(116bg) Stability of Hen Egg White Lysozyme Crystals in Polymeric Media

Protein encapsulation and crystallization are under much investigation due to their wide variety of applications such as use in biosensors and drug delivery. Encapsulation in hydrogels can provide protein crystals a suitable environment to maintain their biological stability; however, this process involves the placement of crystals in organic/monomeric media. Therefore, Hen Egg White Lysozyme (HEWL) crystals were studied in diverse monomeric based solutions to find the ideal stability conditions, proceeded by the actual encapsulation of the crystals within polymeric membranes using the found conditions, to then determine whether the crystals can be released from said membranes or if the crystals can maintain stable and active within the membranes of a long lapse of time.
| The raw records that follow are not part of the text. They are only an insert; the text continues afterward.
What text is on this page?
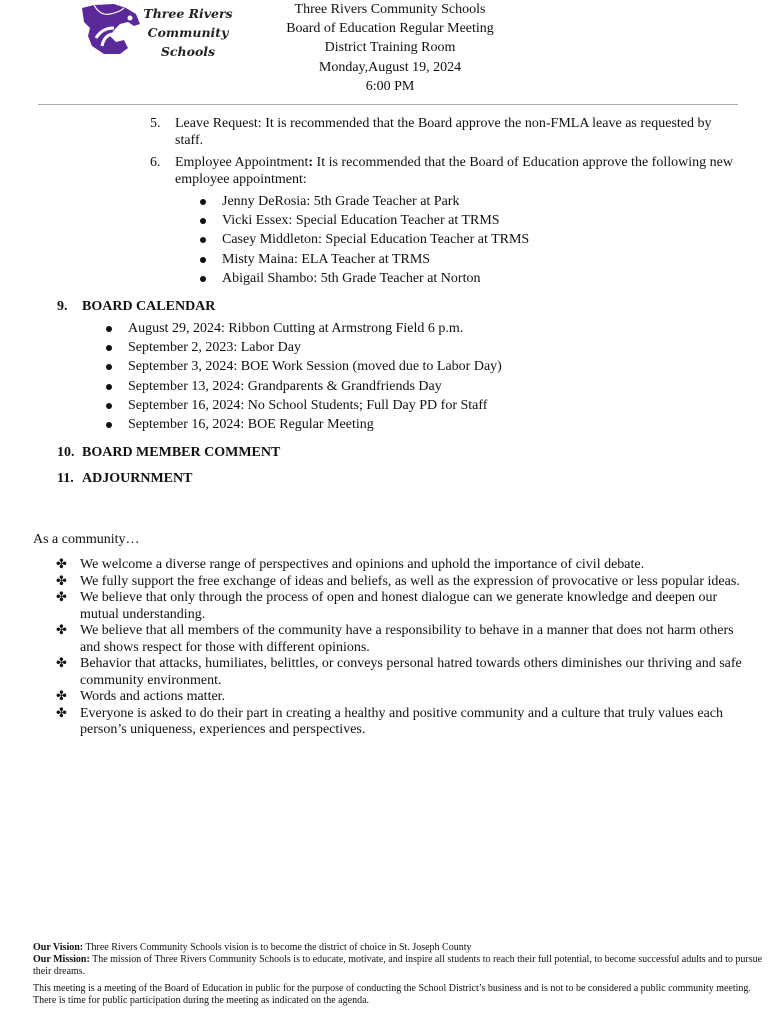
Three Rivers
Community
Schools
Three Rivers Community Schools
Board of Education Regular Meeting
District Training Room
Monday,August 19, 2024
6:00 PM
5. Leave Request: It is recommended that the Board approve the non-FMLA leave as requested by staff.
6. Employee Appointment: It is recommended that the Board of Education approve the following new employee appointment:
Jenny DeRosia: 5th Grade Teacher at Park
Vicki Essex: Special Education Teacher at TRMS
Casey Middleton: Special Education Teacher at TRMS
Misty Maina: ELA Teacher at TRMS
Abigail Shambo: 5th Grade Teacher at Norton
9. BOARD CALENDAR
August 29, 2024: Ribbon Cutting at Armstrong Field 6 p.m.
September 2, 2023: Labor Day
September 3, 2024: BOE Work Session (moved due to Labor Day)
September 13, 2024: Grandparents & Grandfriends Day
September 16, 2024: No School Students; Full Day PD for Staff
September 16, 2024: BOE Regular Meeting
10. BOARD MEMBER COMMENT
11. ADJOURNMENT
As a community…
✤ We welcome a diverse range of perspectives and opinions and uphold the importance of civil debate.
✤ We fully support the free exchange of ideas and beliefs, as well as the expression of provocative or less popular ideas.
✤ We believe that only through the process of open and honest dialogue can we generate knowledge and deepen our mutual understanding.
✤ We believe that all members of the community have a responsibility to behave in a manner that does not harm others and shows respect for those with different opinions.
✤ Behavior that attacks, humiliates, belittles, or conveys personal hatred towards others diminishes our thriving and safe community environment.
✤ Words and actions matter.
✤ Everyone is asked to do their part in creating a healthy and positive community and a culture that truly values each person’s uniqueness, experiences and perspectives.

Our Vision: Three Rivers Community Schools vision is to become the district of choice in St. Joseph County

Our Mission: The mission of Three Rivers Community Schools is to educate, motivate, and inspire all students to reach their full potential, to become successful adults and to pursue their dreams.

This meeting is a meeting of the Board of Education in public for the purpose of conducting the School District’s business and is not to be considered a public community meeting. There is time for public participation during the meeting as indicated on the agenda.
HEWL was crystallized using both hanging drop and batch crystallization method. Afterwards, crystal stability was assessed as a function of time and composition of the media. Crystal stability on each individual component was assessed including ethanol and monomers. Crystals showed a higher stability in solutions of 30 % EtOH. This factor was used in the following stability tests in which the crystals' stability was studied in pre-polymeric solutions of anionic monomer methacrylic acid (MAA), neutral monomer 2-hydroxyethyl methacrylate (HEMA), and cationic monomer 2-(dimethylaminoethyl)methacrylate (DMAEM). The tests were completed by varying either the cross-linker ratio or the dilution factor and finding longer stability times for the crystals in these solutions. The crystals were more stable in MAA than in HEMA and DMAEM. These results demonstrate that the stability of the crystals is highly linked to the interaction of the charges from the crystals' surface and the charges of the solution in question, hence the charge of HEWL is positive, providing a better environment for interaction with the negative charge of MAA In addition to this, ideal morphologies for the polymerization solutions were found for MAA, HEMA and DMAEM. The actual polymerization of the crystals was studied, and crystals were successfully encapsulated in MAA membranes. The crystals have showed a high stability when encapsulated in the MAA membranes, surviving in a high pH environment while encapsulated for much longer than a month, which proves its potential to be used in a biosensor. The release of the protein from crystal dissociation is currently being evaluated for a possible drug delivery application. Thus, the encapsulation and stabilization of the crystals has been successful, however more research must be completed to find the ideal membrane that permits the crystals to be released in pH controlled environments, to broaden the range of applications for this project.